私も窓口に来た朝倉さんを見たから、悪い人では無いと思うけれど男の人は狼になってしまうものよ」

「うーん。朝倉さんは私をテイムしちゃったから責任感で言ってくれたんだとは思うけれど、お母さんの前で『私の夢を応援したい』って言ってくれた時ちゃんと私の事を見てくれてるって気がしたの。

 そして、ふとお母さんが言ってた私たちのお父さんの事を思い出したの。『パパはたよりないとこもいっぱい有ったけど、私の事をしっかり見ててくれた』って」

「あー。そう言えばお父さんは瑞穂が生まれるちょっと前に死んでしまったものね。

 確かに窓口で見た朝倉さんは頼りなさそうだったけど、ちゃんと慌ててた私を落ち着かせて手続きをしっかりしてくれたわ。

 そうかぁ。朝倉さんにお父さんを感じてしまったのかぁ。そう言われればそんなお父さんの雰囲気に似ていたわ」

「私もあんなに焦りながら瑞穂について一生懸命になって考えてくれてる朝倉さんを見たらパパを思い出してしまったわ」

 気が付いたらママが私たちの部屋に入って死んだお父さんを想い出すように熱のこもった遠い視線を空に向けながら話しかけて来た。

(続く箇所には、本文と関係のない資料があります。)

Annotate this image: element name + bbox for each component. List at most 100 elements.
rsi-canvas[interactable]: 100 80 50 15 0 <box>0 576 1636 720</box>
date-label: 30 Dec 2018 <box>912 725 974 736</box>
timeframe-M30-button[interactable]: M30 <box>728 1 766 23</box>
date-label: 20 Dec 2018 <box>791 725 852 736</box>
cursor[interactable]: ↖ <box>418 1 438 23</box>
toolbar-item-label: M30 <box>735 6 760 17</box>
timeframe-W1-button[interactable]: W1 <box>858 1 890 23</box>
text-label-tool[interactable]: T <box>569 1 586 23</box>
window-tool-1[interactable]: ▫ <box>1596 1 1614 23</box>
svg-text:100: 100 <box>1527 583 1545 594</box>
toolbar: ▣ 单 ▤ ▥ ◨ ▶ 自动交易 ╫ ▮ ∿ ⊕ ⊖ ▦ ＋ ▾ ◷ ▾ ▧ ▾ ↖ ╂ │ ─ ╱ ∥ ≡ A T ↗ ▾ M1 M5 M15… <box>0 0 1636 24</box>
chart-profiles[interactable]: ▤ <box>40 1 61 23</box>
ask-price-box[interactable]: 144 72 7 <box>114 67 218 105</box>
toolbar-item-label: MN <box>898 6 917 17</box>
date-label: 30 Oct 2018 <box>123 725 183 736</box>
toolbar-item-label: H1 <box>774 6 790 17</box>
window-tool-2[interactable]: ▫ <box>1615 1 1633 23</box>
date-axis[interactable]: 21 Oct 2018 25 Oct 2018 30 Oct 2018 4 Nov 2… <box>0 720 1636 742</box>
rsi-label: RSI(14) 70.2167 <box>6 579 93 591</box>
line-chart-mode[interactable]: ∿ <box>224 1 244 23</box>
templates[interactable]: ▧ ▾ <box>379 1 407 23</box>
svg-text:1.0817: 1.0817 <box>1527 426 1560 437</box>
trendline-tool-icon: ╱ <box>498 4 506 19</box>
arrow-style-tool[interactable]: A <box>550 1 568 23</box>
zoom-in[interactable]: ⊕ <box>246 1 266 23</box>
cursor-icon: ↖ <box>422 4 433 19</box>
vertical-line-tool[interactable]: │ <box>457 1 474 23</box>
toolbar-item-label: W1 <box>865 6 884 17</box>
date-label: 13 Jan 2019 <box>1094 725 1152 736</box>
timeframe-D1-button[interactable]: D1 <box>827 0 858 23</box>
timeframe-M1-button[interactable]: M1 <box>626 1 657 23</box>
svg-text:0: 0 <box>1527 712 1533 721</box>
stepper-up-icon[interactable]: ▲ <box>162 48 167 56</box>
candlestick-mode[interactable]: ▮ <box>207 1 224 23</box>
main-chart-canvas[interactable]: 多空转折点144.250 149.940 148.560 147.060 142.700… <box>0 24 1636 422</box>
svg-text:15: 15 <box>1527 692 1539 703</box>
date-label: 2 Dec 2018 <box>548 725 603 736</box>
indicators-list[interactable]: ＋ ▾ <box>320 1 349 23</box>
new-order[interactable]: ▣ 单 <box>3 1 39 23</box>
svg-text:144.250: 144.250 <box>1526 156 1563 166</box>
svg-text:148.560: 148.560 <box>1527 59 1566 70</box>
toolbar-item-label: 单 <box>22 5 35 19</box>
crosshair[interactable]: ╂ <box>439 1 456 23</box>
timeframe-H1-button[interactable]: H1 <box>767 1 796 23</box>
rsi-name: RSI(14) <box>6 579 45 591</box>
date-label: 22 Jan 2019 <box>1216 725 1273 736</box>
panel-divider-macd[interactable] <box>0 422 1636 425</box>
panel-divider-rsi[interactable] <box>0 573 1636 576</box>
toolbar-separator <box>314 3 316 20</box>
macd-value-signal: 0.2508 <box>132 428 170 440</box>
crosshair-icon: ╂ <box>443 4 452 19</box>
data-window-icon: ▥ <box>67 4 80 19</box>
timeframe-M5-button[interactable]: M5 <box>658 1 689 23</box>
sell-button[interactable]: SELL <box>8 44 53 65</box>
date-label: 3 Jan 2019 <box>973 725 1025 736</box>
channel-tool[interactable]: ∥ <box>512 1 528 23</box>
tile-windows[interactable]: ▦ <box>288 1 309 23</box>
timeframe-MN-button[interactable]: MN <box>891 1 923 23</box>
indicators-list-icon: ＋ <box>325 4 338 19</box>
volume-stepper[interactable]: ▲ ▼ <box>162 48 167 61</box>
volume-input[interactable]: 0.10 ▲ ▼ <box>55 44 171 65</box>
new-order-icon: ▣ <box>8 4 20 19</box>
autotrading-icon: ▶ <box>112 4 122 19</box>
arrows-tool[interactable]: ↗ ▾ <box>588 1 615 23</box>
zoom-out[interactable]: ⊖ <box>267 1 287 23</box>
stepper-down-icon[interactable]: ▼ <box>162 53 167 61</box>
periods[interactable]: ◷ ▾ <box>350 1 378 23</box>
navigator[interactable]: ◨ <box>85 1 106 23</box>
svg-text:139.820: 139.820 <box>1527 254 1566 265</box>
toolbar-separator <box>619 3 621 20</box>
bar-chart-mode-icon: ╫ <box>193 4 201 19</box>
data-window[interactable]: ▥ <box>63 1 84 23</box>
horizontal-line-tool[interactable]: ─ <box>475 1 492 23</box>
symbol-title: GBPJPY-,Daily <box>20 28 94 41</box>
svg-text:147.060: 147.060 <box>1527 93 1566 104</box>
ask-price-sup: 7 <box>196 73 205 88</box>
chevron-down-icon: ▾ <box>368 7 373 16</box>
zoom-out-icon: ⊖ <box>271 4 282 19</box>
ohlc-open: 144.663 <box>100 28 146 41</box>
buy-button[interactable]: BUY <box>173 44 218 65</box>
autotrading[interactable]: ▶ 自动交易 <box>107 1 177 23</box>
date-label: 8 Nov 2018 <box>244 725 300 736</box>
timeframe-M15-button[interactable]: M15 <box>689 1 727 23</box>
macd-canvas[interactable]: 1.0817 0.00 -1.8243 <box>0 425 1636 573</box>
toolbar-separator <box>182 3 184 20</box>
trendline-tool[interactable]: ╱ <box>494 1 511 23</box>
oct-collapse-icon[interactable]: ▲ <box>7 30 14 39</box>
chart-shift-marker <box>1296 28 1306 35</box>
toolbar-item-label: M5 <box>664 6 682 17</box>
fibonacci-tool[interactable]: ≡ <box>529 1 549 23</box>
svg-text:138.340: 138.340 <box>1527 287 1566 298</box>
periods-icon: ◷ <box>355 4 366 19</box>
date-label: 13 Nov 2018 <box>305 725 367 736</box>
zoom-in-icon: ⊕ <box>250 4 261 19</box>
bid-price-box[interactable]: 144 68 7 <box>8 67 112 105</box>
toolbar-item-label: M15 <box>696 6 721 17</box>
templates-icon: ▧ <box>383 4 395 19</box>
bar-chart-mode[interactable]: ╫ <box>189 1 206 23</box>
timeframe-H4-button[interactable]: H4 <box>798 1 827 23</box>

「でも、瑞穂。ちゃんとお付き合いは学生としての範疇に納めるのよ。

 それ以上のお付き合いは卒業してからにするのよ」

 いやだ、ママ。私はそんな気持じゃなくて、純粋にダンジョンを探検したいだけで………。

「そうかぁ。瑞穂に先を越されちゃうなんてねぇ。

 町の役場なんて若い元気な男の人なんていないから私なんてボーイフレンドもつくれないでいるのに」

 だから、そんなんじゃないって。

 焦りまくる私を二人は面白がっているだけに違いない。

 でも、朝倉さんの事を考えると、彼は私の事をどう思ってくれているんんだろうと考えると胸の奥に暖かいものが宿るのを感じた。

 これってテイムされたからかしら。それとも。

 一人になって瑞穂はベッドの中で考え続けていた。